Hey Guys i'm leaving for the beach in Gulf Shores Friday morning could i get a updated fishing report


----------



## J.Sharit (Oct 3, 2007)

Lots of mullet running down the beach and things are bustin up in em . Me thinks big reds are on the prowl! Better pack a coat though it's gonna be a cold one.


----------



## Private Pilot (Oct 3, 2007)

Big bull reds should be coming in soon. Trolling some stretches work well. Cut bait on the pier is also good.


----------



## saltfisher1 (Oct 8, 2007)

big bullreds have been in for weeks my friend


----------



## a (Oct 2, 2007)

well they hidein from me!


----------



## saltfisher1 (Oct 8, 2007)

heres a few pictures from mid october...I was fishing the beaches here and there with various cutbaits.


----------



## JLMass (Oct 1, 2007)

1. where were you fishing 

2. what state

3. how many people

4. why would you keep bull reds


----------



## konz (Oct 1, 2007)

I don't know where he was fishing but those are some nice fish (hope it was legal). I don't see why everybody has a problem with eating bull reds. I've had friends bring me some from charters in other states and I got to say they tasted just fine! Not gamey, no worms....but a PINTA to clean with those big scales. I chunkedup the meat, soaked it in butter milk, breaded and fried them up. Tasted great to me.....just my opinion though.


----------



## JLMass (Oct 1, 2007)

i just dont see a point in killing that many reds also if its legal or not has a big thing to do with it i prefer catch and release let them bigins go to get bigger


----------



## konz (Oct 1, 2007)

I tottally agree with you there. Even if it wasleagal to keep them,I would let most of them go, I just assumed it was another "bull reds are nasty" thing. That's what I get for assuming though...ha!


----------



## saltfisher1 (Oct 8, 2007)

> *JLMass (11/9/2007)*1. where were you fishing
> 2. what state
> 3. how many people
> 4. why would you keep bull reds


Alabama

Enough to stay legal

To eat


----------



## saltfisher1 (Oct 8, 2007)

There were several of us and I only fish for the redfish 8 to 10 days a year...I might keep 5 or 6 out of 50 that I catch over a week. Me and some friends usuall split the fillets up amongst ourselves and have a couple of family cookouts from it...not raping the waters here.

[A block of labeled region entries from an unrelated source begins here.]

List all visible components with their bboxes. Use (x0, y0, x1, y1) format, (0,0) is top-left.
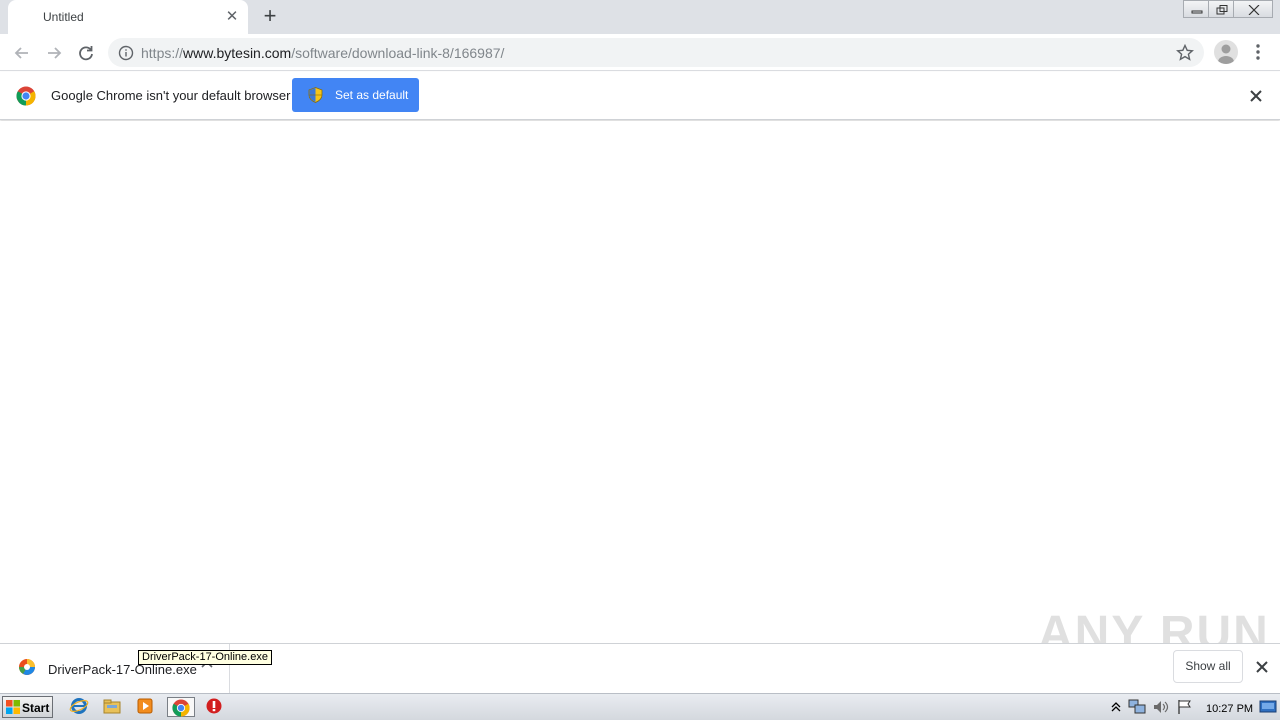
windows-flag-icon (6, 700, 20, 714)
default-browser-infobar: Google Chrome isn't your default browser… (0, 72, 1280, 120)
media-player-icon (137, 698, 153, 714)
taskbar-security-app[interactable] (204, 697, 226, 717)
reload-button[interactable] (73, 40, 99, 66)
internet-explorer-icon (69, 698, 89, 714)
chevron-up-tray-icon[interactable] (1110, 699, 1122, 715)
start-label: Start (22, 701, 50, 715)
red-alert-icon (206, 698, 222, 714)
show-all-button[interactable]: Show all (1173, 650, 1243, 683)
tab-title: Untitled (43, 10, 84, 24)
taskbar-chrome[interactable] (167, 697, 195, 717)
action-center-flag-icon[interactable] (1176, 699, 1194, 715)
profile-avatar[interactable] (1214, 40, 1238, 64)
driverpack-file-icon (19, 659, 35, 675)
reload-icon (79, 46, 93, 61)
browser-toolbar: https://www.bytesin.com/software/downloa… (0, 34, 1280, 71)
chrome-logo-icon (16, 86, 36, 106)
page-content (0, 121, 1280, 643)
new-tab-button[interactable]: + (258, 5, 282, 29)
url-host: www.bytesin.com (183, 45, 292, 61)
set-as-default-label: Set as default (335, 88, 409, 102)
close-window-button[interactable] (1233, 0, 1273, 18)
show-desktop-icon[interactable] (1259, 699, 1277, 715)
chrome-icon (172, 699, 190, 717)
back-button[interactable] (9, 40, 35, 66)
kebab-menu-icon (1256, 44, 1260, 60)
download-tooltip: DriverPack-17-Online.exe (138, 650, 272, 665)
taskbar-media-player[interactable] (135, 697, 157, 717)
uac-shield-icon (308, 87, 323, 103)
tab-strip: Untitled ✕ + (0, 0, 1280, 34)
start-button[interactable]: Start (2, 696, 53, 718)
taskbar-internet-explorer[interactable] (69, 697, 91, 717)
url-text[interactable]: https://www.bytesin.com/software/downloa… (141, 45, 504, 61)
close-icon (1248, 5, 1260, 15)
tab-close-icon[interactable]: ✕ (224, 9, 240, 25)
address-bar[interactable]: https://www.bytesin.com/software/downloa… (108, 38, 1204, 67)
network-icon[interactable] (1128, 699, 1146, 715)
url-path: /software/download-link-8/166987/ (291, 45, 505, 61)
minimize-icon (1191, 10, 1203, 14)
volume-icon[interactable] (1152, 699, 1170, 715)
infobar-close-icon[interactable] (1248, 88, 1264, 104)
minimize-button[interactable] (1183, 0, 1209, 18)
tab-untitled[interactable]: Untitled ✕ (8, 0, 248, 34)
folder-icon (103, 699, 121, 714)
chrome-menu-button[interactable] (1250, 42, 1266, 62)
arrow-left-icon (14, 47, 28, 59)
restore-button[interactable] (1208, 0, 1234, 18)
set-as-default-button[interactable]: Set as default (292, 78, 419, 112)
url-scheme: https:// (141, 45, 184, 61)
info-icon[interactable] (118, 45, 134, 61)
windows-taskbar: Start 10:27 PM (0, 693, 1280, 720)
system-tray: 10:27 PM (1105, 696, 1280, 718)
forward-button[interactable] (41, 40, 67, 66)
taskbar-clock[interactable]: 10:27 PM (1206, 703, 1253, 715)
infobar-message: Google Chrome isn't your default browser (51, 88, 291, 103)
restore-icon (1216, 5, 1228, 15)
arrow-right-icon (48, 47, 62, 59)
taskbar-file-explorer[interactable] (102, 697, 124, 717)
person-icon (1218, 44, 1234, 64)
bookmark-star-icon[interactable] (1176, 44, 1194, 62)
shelf-close-icon[interactable] (1254, 659, 1270, 675)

I got a question too....What smallredfish am I supposed to keep if the last slot limit redfish I caught was 6 years ago?.....All I catch are bullreds from 36 ro 45 inches


----------



## saltfisher1 (Oct 8, 2007)

> *JLMass (11/9/2007)*i just dont see a point in killing that many reds also if its legal or not has a big thing to do with it i prefer catch and release let them bigins go to get bigger


Why arent people fussing about the black drum population?

The state record was broken in alabama this year for redfish so there are plenty of redfish being released.


----------



## JLMass (Oct 1, 2007)

i caught 2 keepers this year in the surf (released) and saw too over 20lbs black drum that is first time i have ever seen them i just like redfish because there the first big fish ( 25in) i ever caught when i was 6 or 7


----------